Stress can be either helpful or harmful to job performance, depending upon its level. When stress is absent, it limits job challenges and performance becomes low. As stress increases gradually, job performance also tends to increase, because stress helps a person to gather and use resources to meet job requirements.

Constructive stress inculcates encouragement among employees and helps them to tackle various job challenges. Eventually, a time comes when stress reaches its maximum saturation point that corresponds approximately to the employee’s day to day performance capability. Beyond this point, stress shows no signs of improvement in job performance.

Employees working in different sectors and organizations have to deal with stress. Bank workers are among the group of workers under a great deal of stress due to many antecedents of stress. Stress contributes to decreased organizational performance, decreased employee overall performance, high error rate and poor quality of work, high staff turnover, and absenteeism due to health problems such as anxiety, emotional disorder; work life imbalance; depression and other forms of ailments such as frequent headache; obesity and cardiac arrests.

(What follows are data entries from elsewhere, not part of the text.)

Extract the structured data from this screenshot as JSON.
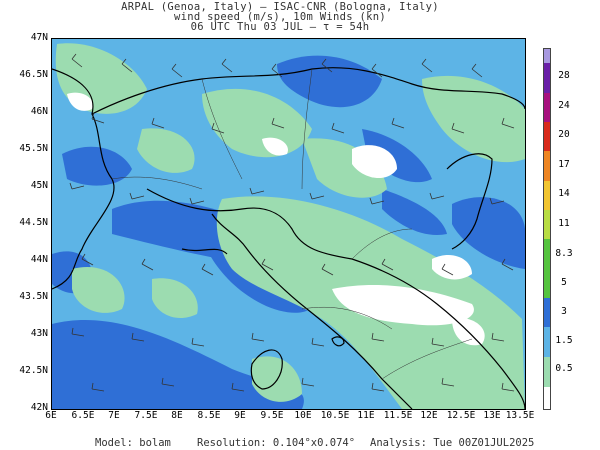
{
  "header": {
    "line1": "ARPAL (Genoa, Italy)  –  ISAC-CNR (Bologna, Italy)",
    "line2": "wind speed (m/s), 10m Winds (kn)",
    "line3": "06 UTC Thu 03 JUL  –  τ = 54h"
  },
  "axes": {
    "lat_labels": [
      "47N",
      "46.5N",
      "46N",
      "45.5N",
      "45N",
      "44.5N",
      "44N",
      "43.5N",
      "43N",
      "42.5N",
      "42N"
    ],
    "lon_labels": [
      "6E",
      "6.5E",
      "7E",
      "7.5E",
      "8E",
      "8.5E",
      "9E",
      "9.5E",
      "10E",
      "10.5E",
      "11E",
      "11.5E",
      "12E",
      "12.5E",
      "13E",
      "13.5E"
    ]
  },
  "colorbar": {
    "levels": [
      "0.5",
      "1.5",
      "3",
      "5",
      "8.3",
      "11",
      "14",
      "17",
      "20",
      "24",
      "28"
    ],
    "colors": {
      "calm": "#ffffff",
      "light": "#9cdcb0",
      "moderate": "#5db4e6",
      "fresh": "#2f6fd6",
      "strong": "#55c43f",
      "c11": "#b8dd44",
      "c14": "#f2c531",
      "c17": "#ee8522",
      "c20": "#d82a1c",
      "c24": "#a8107f",
      "c28": "#6a1fa8",
      "top": "#a899e0"
    }
  },
  "footer": {
    "model": "Model: bolam",
    "resolution": "Resolution: 0.104°x0.074°",
    "analysis": "Analysis: Tue 00Z01JUL2025"
  }
}
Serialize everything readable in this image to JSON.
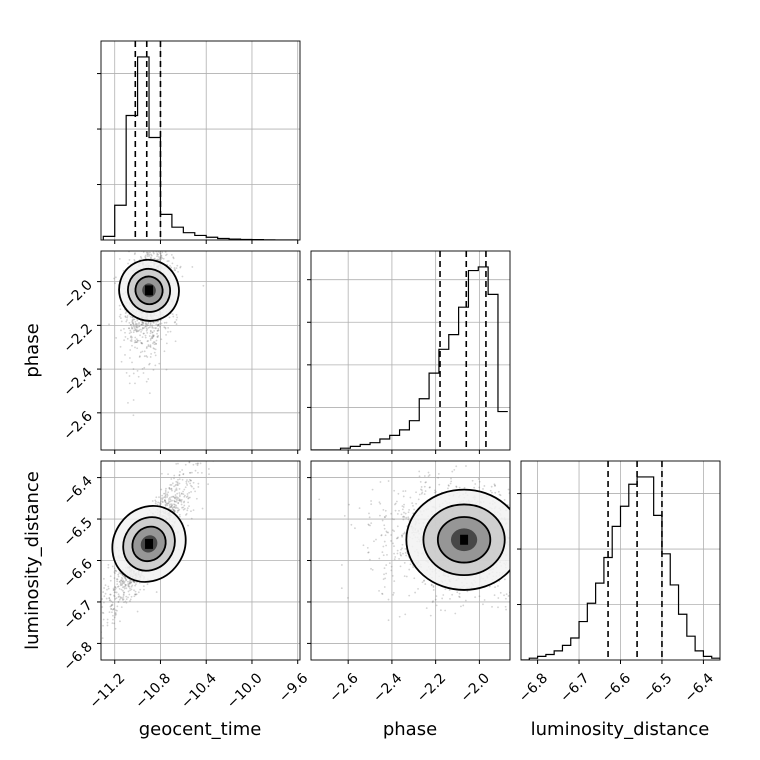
{
  "chart_data": {
    "type": "corner",
    "parameters": [
      {
        "name": "geocent_time",
        "range": [
          -11.32,
          -9.58
        ],
        "ticks": [
          -11.2,
          -10.8,
          -10.4,
          -10.0,
          -9.6
        ],
        "tick_labels": [
          "−11.2",
          "−10.8",
          "−10.4",
          "−10.0",
          "−9.6"
        ],
        "quantiles": [
          -11.02,
          -10.92,
          -10.8
        ],
        "histogram": {
          "bin_edges": [
            -11.3,
            -11.2,
            -11.1,
            -11.0,
            -10.9,
            -10.8,
            -10.7,
            -10.6,
            -10.5,
            -10.4,
            -10.3,
            -10.2,
            -10.1,
            -10.0,
            -9.9,
            -9.8,
            -9.7,
            -9.6
          ],
          "counts": [
            0.02,
            0.19,
            0.68,
            1.0,
            0.56,
            0.14,
            0.07,
            0.04,
            0.025,
            0.015,
            0.008,
            0.005,
            0.003,
            0.002,
            0.001,
            0.0,
            0.0
          ]
        },
        "diag_gridlines": 3
      },
      {
        "name": "phase",
        "range": [
          -2.77,
          -1.86
        ],
        "ticks": [
          -2.6,
          -2.4,
          -2.2,
          -2.0
        ],
        "tick_labels": [
          "−2.6",
          "−2.4",
          "−2.2",
          "−2.0"
        ],
        "quantiles": [
          -2.18,
          -2.06,
          -1.97
        ],
        "histogram": {
          "bin_edges": [
            -2.77,
            -2.725,
            -2.68,
            -2.635,
            -2.59,
            -2.545,
            -2.5,
            -2.455,
            -2.41,
            -2.365,
            -2.32,
            -2.275,
            -2.23,
            -2.185,
            -2.14,
            -2.095,
            -2.05,
            -2.005,
            -1.96,
            -1.915,
            -1.87
          ],
          "counts": [
            0.0,
            0.0,
            0.0,
            0.01,
            0.02,
            0.03,
            0.04,
            0.06,
            0.08,
            0.11,
            0.16,
            0.28,
            0.42,
            0.55,
            0.63,
            0.78,
            0.98,
            1.0,
            0.85,
            0.21
          ]
        },
        "diag_gridlines": 4
      },
      {
        "name": "luminosity_distance",
        "range": [
          -6.84,
          -6.36
        ],
        "ticks": [
          -6.8,
          -6.7,
          -6.6,
          -6.5,
          -6.4
        ],
        "tick_labels": [
          "−6.8",
          "−6.7",
          "−6.6",
          "−6.5",
          "−6.4"
        ],
        "quantiles": [
          -6.63,
          -6.56,
          -6.5
        ],
        "histogram": {
          "bin_edges": [
            -6.84,
            -6.82,
            -6.8,
            -6.78,
            -6.76,
            -6.74,
            -6.72,
            -6.7,
            -6.68,
            -6.66,
            -6.64,
            -6.62,
            -6.6,
            -6.58,
            -6.56,
            -6.54,
            -6.52,
            -6.5,
            -6.48,
            -6.46,
            -6.44,
            -6.42,
            -6.4,
            -6.38,
            -6.36
          ],
          "counts": [
            0.0,
            0.01,
            0.02,
            0.03,
            0.05,
            0.08,
            0.12,
            0.21,
            0.31,
            0.42,
            0.56,
            0.73,
            0.84,
            0.96,
            1.0,
            1.0,
            0.79,
            0.58,
            0.41,
            0.25,
            0.13,
            0.05,
            0.02,
            0.01
          ]
        },
        "diag_gridlines": 3
      }
    ],
    "pairs": [
      {
        "x": "geocent_time",
        "y": "phase",
        "mean": [
          -10.9,
          -2.04
        ],
        "std": [
          0.08,
          0.085
        ],
        "corr": 0.25,
        "tail": {
          "direction": [
            0.0,
            -1.0
          ],
          "length": 0.18
        }
      },
      {
        "x": "geocent_time",
        "y": "luminosity_distance",
        "mean": [
          -10.9,
          -6.56
        ],
        "std": [
          0.15,
          0.065
        ],
        "corr": 0.88
      },
      {
        "x": "phase",
        "y": "luminosity_distance",
        "mean": [
          -2.07,
          -6.55
        ],
        "std": [
          0.12,
          0.055
        ],
        "corr": 0.0,
        "tail": {
          "direction": [
            -1.0,
            0.0
          ],
          "length": 0.25
        }
      }
    ],
    "quantile_style": "dashed",
    "grid": true
  }
}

Finally, if stress is too high, it turns into a damaging force. Job performance begins to decline at the same point because excessive stress interferes with performance. An employee lose the ability to cope, fails to make a decision and displays inconsistent behaviour. If stress continues to increase even further it reaches a breaking point. At this breaking stage, an employee is very upset and mentally devastated. Soon he/she completely breaks down. Performance becomes zero, no longer feels like working for their employer, absenteeism increases, eventually resulting into quitting of a job or getting fired.

Stress should not be very high nor too low. It must be within the range and limits of employee’s capacity to tolerate and his performance level. A controlled stress which is within limits is always beneficial and productive than an uncontrolled one.

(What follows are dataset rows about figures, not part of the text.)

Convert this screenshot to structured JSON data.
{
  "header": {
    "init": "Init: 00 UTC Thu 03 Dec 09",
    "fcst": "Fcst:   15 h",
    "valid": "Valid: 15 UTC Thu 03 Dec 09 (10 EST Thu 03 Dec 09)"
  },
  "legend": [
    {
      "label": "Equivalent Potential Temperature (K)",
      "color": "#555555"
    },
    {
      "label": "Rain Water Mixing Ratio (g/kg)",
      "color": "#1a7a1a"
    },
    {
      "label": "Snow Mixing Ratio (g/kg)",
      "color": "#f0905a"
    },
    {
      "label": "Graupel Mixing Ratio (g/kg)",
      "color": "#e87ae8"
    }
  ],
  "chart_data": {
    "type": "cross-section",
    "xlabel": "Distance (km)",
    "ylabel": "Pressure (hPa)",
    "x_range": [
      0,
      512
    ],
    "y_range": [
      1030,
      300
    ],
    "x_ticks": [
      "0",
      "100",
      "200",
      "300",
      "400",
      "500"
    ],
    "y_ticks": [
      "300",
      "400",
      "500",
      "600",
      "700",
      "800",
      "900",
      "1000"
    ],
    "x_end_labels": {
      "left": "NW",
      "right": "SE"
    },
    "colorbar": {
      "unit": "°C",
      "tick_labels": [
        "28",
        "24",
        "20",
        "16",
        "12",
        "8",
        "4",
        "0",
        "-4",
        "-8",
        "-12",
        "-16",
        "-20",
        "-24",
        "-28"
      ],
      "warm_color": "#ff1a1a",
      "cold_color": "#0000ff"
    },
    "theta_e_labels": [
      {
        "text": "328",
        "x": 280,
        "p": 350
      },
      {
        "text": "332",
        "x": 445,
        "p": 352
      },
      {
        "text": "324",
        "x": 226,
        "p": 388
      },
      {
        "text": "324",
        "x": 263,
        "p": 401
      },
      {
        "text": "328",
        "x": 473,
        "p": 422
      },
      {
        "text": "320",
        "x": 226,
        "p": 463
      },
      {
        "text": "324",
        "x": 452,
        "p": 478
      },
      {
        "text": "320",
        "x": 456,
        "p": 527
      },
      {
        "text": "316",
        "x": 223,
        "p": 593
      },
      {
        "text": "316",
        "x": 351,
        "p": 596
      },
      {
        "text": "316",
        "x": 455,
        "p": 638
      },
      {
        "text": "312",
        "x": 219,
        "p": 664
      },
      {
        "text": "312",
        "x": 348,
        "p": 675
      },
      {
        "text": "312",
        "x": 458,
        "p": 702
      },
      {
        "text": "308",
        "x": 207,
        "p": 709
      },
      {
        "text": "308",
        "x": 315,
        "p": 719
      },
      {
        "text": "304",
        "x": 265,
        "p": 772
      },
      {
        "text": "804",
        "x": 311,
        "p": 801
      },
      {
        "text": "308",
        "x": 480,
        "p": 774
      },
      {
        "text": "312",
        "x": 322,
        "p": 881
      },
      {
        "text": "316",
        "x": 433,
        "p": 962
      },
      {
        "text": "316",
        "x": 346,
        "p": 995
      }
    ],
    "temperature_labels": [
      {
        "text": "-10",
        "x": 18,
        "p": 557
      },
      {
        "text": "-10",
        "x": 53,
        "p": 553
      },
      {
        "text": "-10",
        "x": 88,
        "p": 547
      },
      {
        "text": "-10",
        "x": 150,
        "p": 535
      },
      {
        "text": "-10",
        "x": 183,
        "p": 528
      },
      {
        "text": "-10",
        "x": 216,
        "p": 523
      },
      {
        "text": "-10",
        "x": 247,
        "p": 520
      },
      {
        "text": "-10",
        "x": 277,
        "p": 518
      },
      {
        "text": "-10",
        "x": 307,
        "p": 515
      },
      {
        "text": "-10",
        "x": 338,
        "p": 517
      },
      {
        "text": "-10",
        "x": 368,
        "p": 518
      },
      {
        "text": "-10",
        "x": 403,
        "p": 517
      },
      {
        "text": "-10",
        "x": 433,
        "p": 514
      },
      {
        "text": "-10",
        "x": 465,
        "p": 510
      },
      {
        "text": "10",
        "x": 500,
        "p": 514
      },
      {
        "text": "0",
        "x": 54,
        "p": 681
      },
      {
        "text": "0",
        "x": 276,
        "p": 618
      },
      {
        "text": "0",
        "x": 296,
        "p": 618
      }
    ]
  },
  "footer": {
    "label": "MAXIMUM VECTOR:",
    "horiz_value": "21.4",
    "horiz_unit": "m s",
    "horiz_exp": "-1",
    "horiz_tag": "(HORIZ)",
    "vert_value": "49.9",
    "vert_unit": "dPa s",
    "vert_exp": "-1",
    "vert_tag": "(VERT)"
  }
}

Management of every organisation must always consider their employees as assets of their firm and not work slaves. Efforts should be made regularly to monitor and study stress levels in working environment. Necessary adjustments and arrangements should be made to control stress and its causes. Co-operation, Kindness, Respect, Good Manners and Discipline among members of an organisation always create a stress free, healthy, friendly and productive environment in a workplace.

Understanding emotional aspect of a human factor also plays a key role in determining the success prospect of an organisation. No matter how intelligent a work force is, it is emotions and not logic that drives them to give their best.

Effect on Health

In addition to headaches, sleep disorders, vision problems, weight loss/gain and blood pressure, stress affects cardiovascular, gastrointestinal and musculoskeletal systems, says Richard Weinstein, author of “The Stress Effect.” If you’re not feeling well, you’re not going to do your best work. Further, the amount of sick leave taken to rest and recuperate from stress-related illnesses often means that the work only accumulates during your absence and, thus, generates even more stress about how to catch up once you return.

Strained Interactions and Relationships

Stress is a major contributor to job burn-out and strained interactions with peers and supervisors, says Bob Losvyk, author of “Get a Grip“. Overcoming Stress and Thriving in the Workplace.” The combined feelings of helplessness and hopelessness generate heightened sensitivities to any and all forms of criticism, defensiveness, depression, paranoia about job security, jealousy and resentment toward co-workers who seem to have everything under control, short-fuse tempers, diminished self-esteem and withdrawal.

Lack of Focus

Stress affects your ability to remember things you already know, to process new information you are learning and to apply both to analytical situations and physical tasks that require concentration. When you are mentally exhausted from all of the worries, anxieties and tension brought on by a stressful environment or lifestyle, you are more easily distracted and prone to make costly, harmful or even fatal mistakes on the job.

Poor Time Management

The positive side of stress is that it can jump-start your adrenalin and motivate you to perform your tasks more quickly in response to impending deadlines. An overwhelming workload, lack of peer support and too many demands at once, however, contribute to a sense of frustration and panic that there isn’t enough time to complete the work. According to the authors of “Performance Under Pressure: Managing Stress in the Workplace,” if these conditions routinely result in overtime or having to take work home, the stress of being unable to manage time efficiently can fuel employees’ resentment toward the company as well as negatively influence their commitment and loyalty.